Connie et le taxi

Surprise, Connie s'interrogea. Le coup de klaxon lui était-il destiné? Voilà longtemps qu'une telle chose ne s’était pas produite. Avant, oui, les voitures s'arrêtaient pour la laisser traverser.

Le coup de klaxon lui était-il destiné?

Les ouvriers sifflaient, braquant leur regard sur sa poitrine volumineuse ou sur ses jambes galbées. Au restaurant, les serveurs se pressaient autour d'elle, attentifs à ses moindres besoins. Quarante années s'étaient écoulées depuis.

Certes, Connie avait toujours de l'allure, et à l'heure actuelle, elle se permettait des artifices qu'elle n'aurait pas envisagés à l'époque. Le manteau de vison en témoignait, ainsi que sa chevelure argentée entretenue avec soin par le coiffeur.
D'autres souvenirs défilèrent, la ramenant inévitablement à la nuit du taxi. Aujourd'hui encore, elle se rappelait les paroles du chauffeur:

— Vous rentrez chez vous?
— Euh... oui.
— Vous venez de chez votre copain?
— Oui.
— Vous habitez seule?
— Oui.

Comme ce questionnement brutal l’avait mise mal à l’aise! Connie s'en était voulu d'avoir répondu. Craignant de susciter le courroux, elle n'avait pas osé protéger son intimité.

— Vous n'habitez pas ensemble? Vous n'êtes pas mariés?
— Non, pas encore, avait-elle répondu.
— Ah, vous allez vous marier? Vous portez une bague?

Non, Connie ne portait pas de bague. Munie de son expérience actuelle, elle aurait esquivé les questions sans difficulté, les transférant sur son interlocuteur, ou lui demandant le motif de cet intérêt: étudiait-il la psychologie? Au lieu de cela, elle imagina une diversion.

— Assez! Assez... je ne me sens pas bien.
— Vous allez être malade? Pas être malade dans la voiture.
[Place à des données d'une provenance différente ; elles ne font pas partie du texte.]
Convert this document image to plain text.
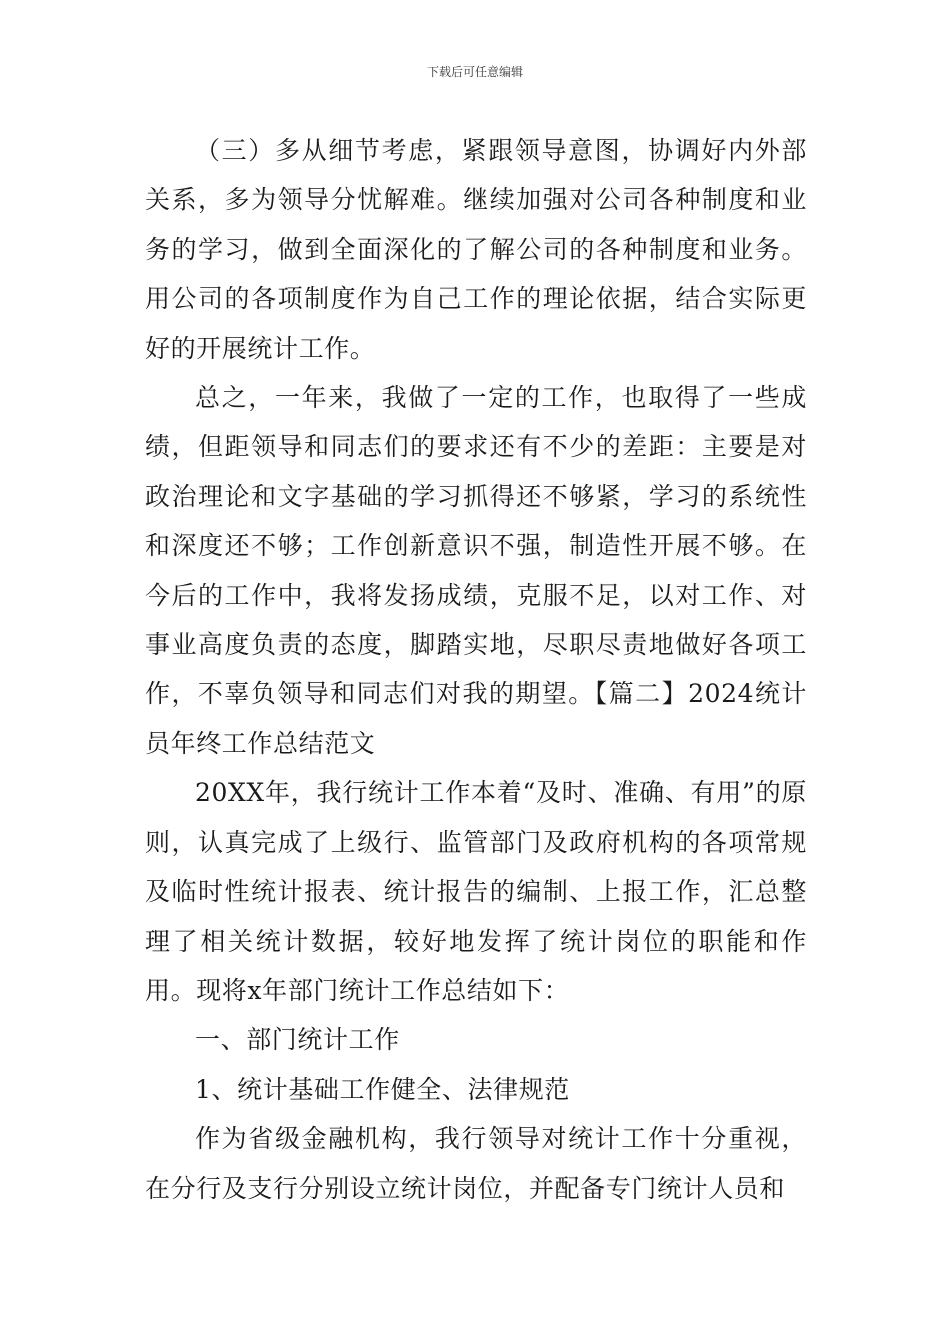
下载后可任意编辑

（三）多从细节考虑，紧跟领导意图，协调好内外部关系，多为领导分忧解难。继续加强对公司各种制度和业务的学习，做到全面深化的了解公司的各种制度和业务。用公司的各项制度作为自己工作的理论依据，结合实际更好的开展统计工作。

总之，一年来，我做了一定的工作，也取得了一些成绩，但距领导和同志们的要求还有不少的差距：主要是对政治理论和文字基础的学习抓得还不够紧，学习的系统性和深度还不够；工作创新意识不强，制造性开展不够。在今后的工作中，我将发扬成绩，克服不足，以对工作、对事业高度负责的态度，脚踏实地，尽职尽责地做好各项工作，不辜负领导和同志们对我的期望。【篇二】2024统计员年终工作总结范文

20XX年，我行统计工作本着“及时、准确、有用”的原则，认真完成了上级行、监管部门及政府机构的各项常规及临时性统计报表、统计报告的编制、上报工作，汇总整理了相关统计数据，较好地发挥了统计岗位的职能和作用。现将x年部门统计工作总结如下：

一、部门统计工作

1、统计基础工作健全、法律规范

作为省级金融机构，我行领导对统计工作十分重视，在分行及支行分别设立统计岗位，并配备专门统计人员和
Il s'arrêta le long du trottoir. Connie ouvrit la portière et se pencha, faisant mine de vomir. Le quartier résidentiel était désert à cette heure de la nuit. Quand le chauffeur constata le subterfuge de sa passagère, il s'introduisit à l'arrière du véhicule, forçant la jeune femme à se déplacer sur la banquette. Il enclencha le verrouillage automatique. Stupéfaite, les poumons bloqués, Connie ne cria pas. Ses membres engourdis par la panique refusèrent de bouger. Dix minutes s'écoulèrent, qui resteraient gravées à jamais dans sa mémoire.


Connie soupira, réintégrant le présent. Qui avait klaxonné? Se retournant, elle identifia un taxi. Au volant, un homme lorgnait dans sa direction. Comme dans un rêve, Connie sortit un pistolet de son sac à main. Elle fit feu sur le conducteur. Ensuite, elle prit à droite dans la rue Audubon et repéra l’établissement. Elle arriverait pile à l'heure, remarqua-t-elle en se dirigeant vers l'enseigne colorée. Un sourire satisfait apparut sur ses lèvres.